The company is hoping to have 200ha under a mix of Leptospermum polygalifolium by the end of next year with an ambition to plant 5000ha in order to meet what executive chair Matthew Blomfield says is enormous global demand through their marketing channels.
The deal is straightforward. You buy the plants, at $1.95 each, 2600/ha and grow the plantation. They bring in the bees and harvest the honey with profit divided under a shared arrangement. Currently little jars of potent Manuka sell for up to $239 for just 250 grams in some niche international markets. Gather By is launching its range of honey starting at $50, with over $100 for its highest potency brand.
The market is willing to pay exorbitant prices for highest reading medical honey, shown to put up a fight against the stoutest staph. However, honey from Leptospermum binds to hive frames with such tenacity that timberwork can break on extraction. North Coast apiarists call it ‘jellybush’ for that reason.
Credit goes to the Kiwis for bringing this once-scorned product to global attention, but researchers are finding North Coast varieties of polygalifolium yield the world’s most potent honey. After three years’ self-funded research involving some collaboration and help from the University of the Sunshine Coast, Gather By has identified and cloned suitable varieties.
Gather By has taken the Manuka plantation concept originally pioneered by Broadwater apiarist Alistair Maloney, who used to curse the dreaded jellybush, and amplified it with fodder plants and herbs for bee health. About 60 per cent of a Gather By plantation consists of the strongest yielding cultivars with the remainder being other varieties that help extend the season’s flowering to the point where bees can reside in the one spot for some time. Companion plants are designed to maintain bees’ protein levels.
Key to the product’s punch are levels of dihydroxyacetone, or DHA, in the nectar of Leptospermum flowers. During the honeybee process DHA is converted to Methlyglyoxal (MGO) which is an indicator of Manuka potency. Gather By’s most potent honey measures 1200 parts per million MGO, which equates to a Unique Leptospermum Factor (ULF) of around 25+. Honey rated greater than 12+ is considered highly antimicrobial. Mr Blomfield is predicting honey from his latest cultivars could greatly increase potency.

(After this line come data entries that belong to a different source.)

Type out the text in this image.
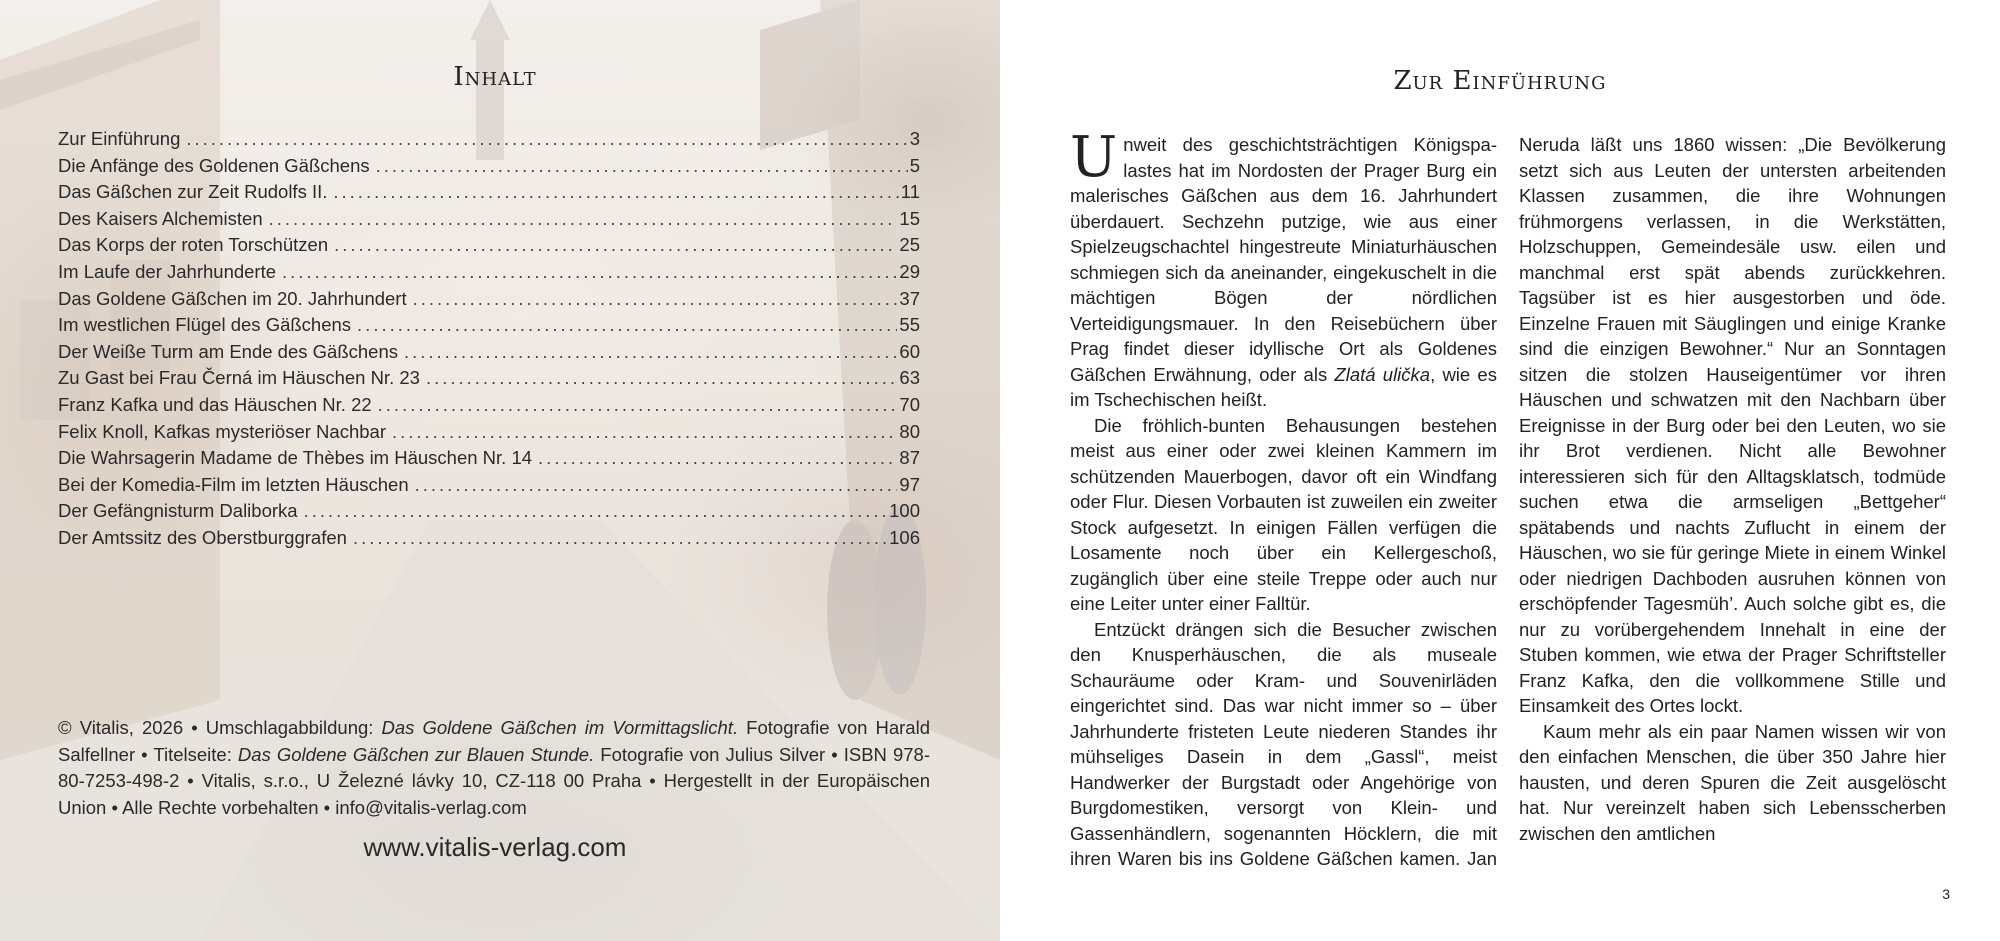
Inhalt
Zur Einführung .....	3
Die Anfänge des Goldenen Gäßchens .....	5
Das Gäßchen zur Zeit Rudolfs II. .....	11
Des Kaisers Alchemisten .....	15
Das Korps der roten Torschützen .....	25
Im Laufe der Jahrhunderte .....	29
Das Goldene Gäßchen im 20. Jahrhundert .....	37
Im westlichen Flügel des Gäßchens .....	55
Der Weiße Turm am Ende des Gäßchens .....	60
Zu Gast bei Frau Černá im Häuschen Nr. 23 .....	63
Franz Kafka und das Häuschen Nr. 22 .....	70
Felix Knoll, Kafkas mysteriöser Nachbar .....	80
Die Wahrsagerin Madame de Thèbes im Häuschen Nr. 14 .....	87
Bei der Komedia-Film im letzten Häuschen .....	97
Der Gefängnisturm Daliborka .....	100
Der Amtssitz des Oberstburggrafen .....	106

© Vitalis, 2026 • Umschlagabbildung: Das Goldene Gäßchen im Vormittagslicht. Fotografie von Harald Salfellner • Titelseite: Das Goldene Gäßchen zur Blauen Stunde. Fotografie von Julius Silver • ISBN 978-80-7253-498-2 • Vitalis, s.r.o., U Železné lávky 10, CZ-118 00 Praha • Hergestellt in der Europäischen Union • Alle Rechte vorbehalten • info@vitalis-verlag.com

www.vitalis-verlag.com
Zur Einführung

Unweit des geschichtsträchtigen Königspalastes hat im Nordosten der Prager Burg ein malerisches Gäßchen aus dem 16. Jahrhundert überdauert. Sechzehn putzige, wie aus einer Spielzeugschachtel hingestreute Miniaturhäuschen schmiegen sich da aneinander, eingekuschelt in die mächtigen Bögen der nördlichen Verteidigungsmauer. In den Reisebüchern über Prag findet dieser idyllische Ort als Goldenes Gäßchen Erwähnung, oder als Zlatá ulička, wie es im Tschechischen heißt.

Die fröhlich-bunten Behausungen bestehen meist aus einer oder zwei kleinen Kammern im schützenden Mauerbogen, davor oft ein Windfang oder Flur. Diesen Vorbauten ist zuweilen ein zweiter Stock aufgesetzt. In einigen Fällen verfügen die Losamente noch über ein Kellergeschoß, zugänglich über eine steile Treppe oder auch nur eine Leiter unter einer Falltür.

Entzückt drängen sich die Besucher zwischen den Knusperhäuschen, die als museale Schauräume oder Kram- und Souvenirläden eingerichtet sind. Das war nicht immer so – über Jahrhunderte fristeten Leute niederen Standes ihr mühseliges Dasein in dem „Gassl“, meist Handwerker der Burgstadt oder Angehörige von Burgdomestiken, versorgt von Klein- und Gassenhändlern, sogenannten Höcklern, die mit ihren Waren bis ins Goldene Gäßchen kamen. Jan Neruda läßt uns 1860 wissen: „Die Bevölkerung setzt sich aus Leuten der untersten arbeitenden Klassen zusammen, die ihre Wohnungen frühmorgens verlassen, in die Werkstätten, Holzschuppen, Gemeindesäle usw. eilen und manchmal erst spät abends zurückkehren. Tagsüber ist es hier ausgestorben und öde. Einzelne Frauen mit Säuglingen und einige Kranke sind die einzigen Bewohner.“ Nur an Sonntagen sitzen die stolzen Hauseigentümer vor ihren Häuschen und schwatzen mit den Nachbarn über Ereignisse in der Burg oder bei den Leuten, wo sie ihr Brot verdienen. Nicht alle Bewohner interessieren sich für den Alltagsklatsch, todmüde suchen etwa die armseligen „Bettgeher“ spätabends und nachts Zuflucht in einem der Häuschen, wo sie für geringe Miete in einem Winkel oder niedrigen Dachboden ausruhen können von erschöpfender Tagesmüh’. Auch solche gibt es, die nur zu vorübergehendem Innehalt in eine der Stuben kommen, wie etwa der Prager Schriftsteller Franz Kafka, den die vollkommene Stille und Einsamkeit des Ortes lockt.

Kaum mehr als ein paar Namen wissen wir von den einfachen Menschen, die über 350 Jahre hier hausten, und deren Spuren die Zeit ausgelöscht hat. Nur vereinzelt haben sich Lebensscherben zwischen den amtlichen

3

Co-operative model to grow plantations
Ethical business is important to the start-up honey marketing company Gather By, which released its first batch of remarkably high rating Manuka 13 months ago.
“We see this as a model for bush regeneration,” said company chair Matthew Blomfield.

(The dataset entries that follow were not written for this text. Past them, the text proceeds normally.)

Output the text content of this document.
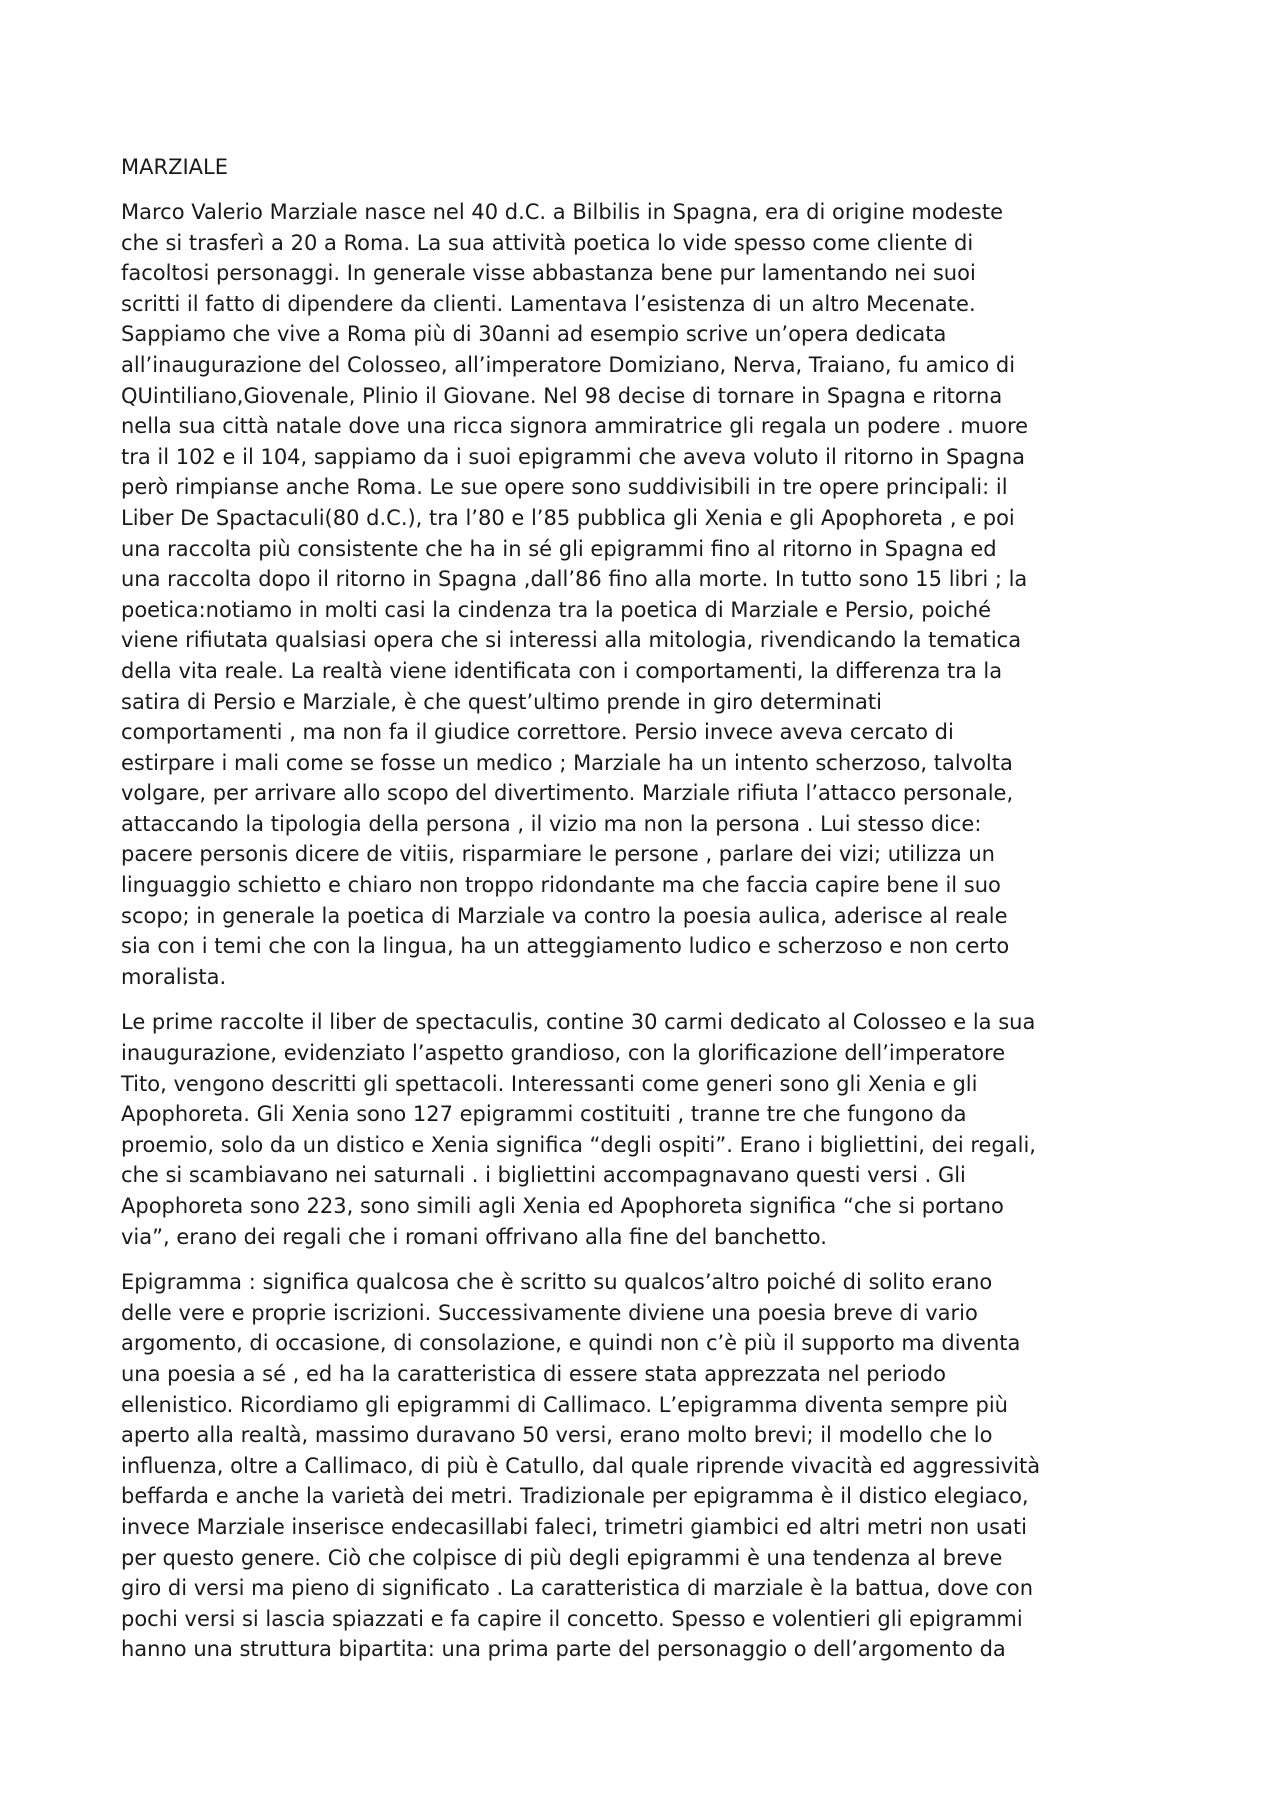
MARZIALE
Marco Valerio Marziale nasce nel 40 d.C. a Bilbilis in Spagna, era di origine modeste
che si trasferì a 20 a Roma. La sua attività poetica lo vide spesso come cliente di
facoltosi personaggi. In generale visse abbastanza bene pur lamentando nei suoi
scritti il fatto di dipendere da clienti. Lamentava l’esistenza di un altro Mecenate.
Sappiamo che vive a Roma più di 30anni ad esempio scrive un’opera dedicata
all’inaugurazione del Colosseo, all’imperatore Domiziano, Nerva, Traiano, fu amico di
QUintiliano,Giovenale, Plinio il Giovane. Nel 98 decise di tornare in Spagna e ritorna
nella sua città natale dove una ricca signora ammiratrice gli regala un podere . muore
tra il 102 e il 104, sappiamo da i suoi epigrammi che aveva voluto il ritorno in Spagna
però rimpianse anche Roma. Le sue opere sono suddivisibili in tre opere principali: il
Liber De Spactaculi(80 d.C.), tra l’80 e l’85 pubblica gli Xenia e gli Apophoreta , e poi
una raccolta più consistente che ha in sé gli epigrammi fino al ritorno in Spagna ed
una raccolta dopo il ritorno in Spagna ,dall’86 fino alla morte. In tutto sono 15 libri ; la
poetica:notiamo in molti casi la cindenza tra la poetica di Marziale e Persio, poiché
viene rifiutata qualsiasi opera che si interessi alla mitologia, rivendicando la tematica
della vita reale. La realtà viene identificata con i comportamenti, la differenza tra la
satira di Persio e Marziale, è che quest’ultimo prende in giro determinati
comportamenti , ma non fa il giudice correttore. Persio invece aveva cercato di
estirpare i mali come se fosse un medico ; Marziale ha un intento scherzoso, talvolta
volgare, per arrivare allo scopo del divertimento. Marziale rifiuta l’attacco personale,
attaccando la tipologia della persona , il vizio ma non la persona . Lui stesso dice:
pacere personis dicere de vitiis, risparmiare le persone , parlare dei vizi; utilizza un
linguaggio schietto e chiaro non troppo ridondante ma che faccia capire bene il suo
scopo; in generale la poetica di Marziale va contro la poesia aulica, aderisce al reale
sia con i temi che con la lingua, ha un atteggiamento ludico e scherzoso e non certo
moralista.
Le prime raccolte il liber de spectaculis, contine 30 carmi dedicato al Colosseo e la sua
inaugurazione, evidenziato l’aspetto grandioso, con la glorificazione dell’imperatore
Tito, vengono descritti gli spettacoli. Interessanti come generi sono gli Xenia e gli
Apophoreta. Gli Xenia sono 127 epigrammi costituiti , tranne tre che fungono da
proemio, solo da un distico e Xenia significa “degli ospiti”. Erano i bigliettini, dei regali,
che si scambiavano nei saturnali . i bigliettini accompagnavano questi versi . Gli
Apophoreta sono 223, sono simili agli Xenia ed Apophoreta significa “che si portano
via”, erano dei regali che i romani offrivano alla fine del banchetto.
Epigramma : significa qualcosa che è scritto su qualcos’altro poiché di solito erano
delle vere e proprie iscrizioni. Successivamente diviene una poesia breve di vario
argomento, di occasione, di consolazione, e quindi non c’è più il supporto ma diventa
una poesia a sé , ed ha la caratteristica di essere stata apprezzata nel periodo
ellenistico. Ricordiamo gli epigrammi di Callimaco. L’epigramma diventa sempre più
aperto alla realtà, massimo duravano 50 versi, erano molto brevi; il modello che lo
influenza, oltre a Callimaco, di più è Catullo, dal quale riprende vivacità ed aggressività
beffarda e anche la varietà dei metri. Tradizionale per epigramma è il distico elegiaco,
invece Marziale inserisce endecasillabi faleci, trimetri giambici ed altri metri non usati
per questo genere. Ciò che colpisce di più degli epigrammi è una tendenza al breve
giro di versi ma pieno di significato . La caratteristica di marziale è la battua, dove con
pochi versi si lascia spiazzati e fa capire il concetto. Spesso e volentieri gli epigrammi
hanno una struttura bipartita: una prima parte del personaggio o dell’argomento da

According to its website Gather By’s ‘new agribusiness model honours natural capital inputs with a profit share returned to key stakeholders – the beekeepers, landholders, honey packers and mother nature’.

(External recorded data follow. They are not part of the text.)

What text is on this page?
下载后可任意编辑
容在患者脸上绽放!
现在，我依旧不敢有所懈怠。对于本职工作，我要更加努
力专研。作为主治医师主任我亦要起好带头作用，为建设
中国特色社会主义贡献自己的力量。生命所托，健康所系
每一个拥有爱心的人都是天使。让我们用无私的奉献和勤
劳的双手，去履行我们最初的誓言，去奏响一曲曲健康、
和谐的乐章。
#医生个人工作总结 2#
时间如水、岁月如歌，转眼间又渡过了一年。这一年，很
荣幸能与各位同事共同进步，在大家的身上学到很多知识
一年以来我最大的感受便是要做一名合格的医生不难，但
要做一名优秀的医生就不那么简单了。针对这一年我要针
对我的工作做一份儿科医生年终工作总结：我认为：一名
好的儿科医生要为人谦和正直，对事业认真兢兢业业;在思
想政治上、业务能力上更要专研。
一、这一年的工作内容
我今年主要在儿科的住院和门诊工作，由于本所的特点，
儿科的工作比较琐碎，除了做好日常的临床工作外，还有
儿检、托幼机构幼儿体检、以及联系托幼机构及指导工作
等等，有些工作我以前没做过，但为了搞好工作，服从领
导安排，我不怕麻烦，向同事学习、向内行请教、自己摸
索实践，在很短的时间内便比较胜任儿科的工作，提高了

“This is about building robust regional communities and the regeneration of over cleared native bush land,” said company executive chair Matthew Blomfield.
What’s in a sweet name?
As far as the name Manuka – well, the Kiwis reckon they own the brand but Aussies say the name originates in Tasmania. We now know the strongest medicinal honey comes from heath on the Far North Coast where the Leptospermum is called ‘jellybush’ … so maybe we’ll just stick to ‘Manuka’.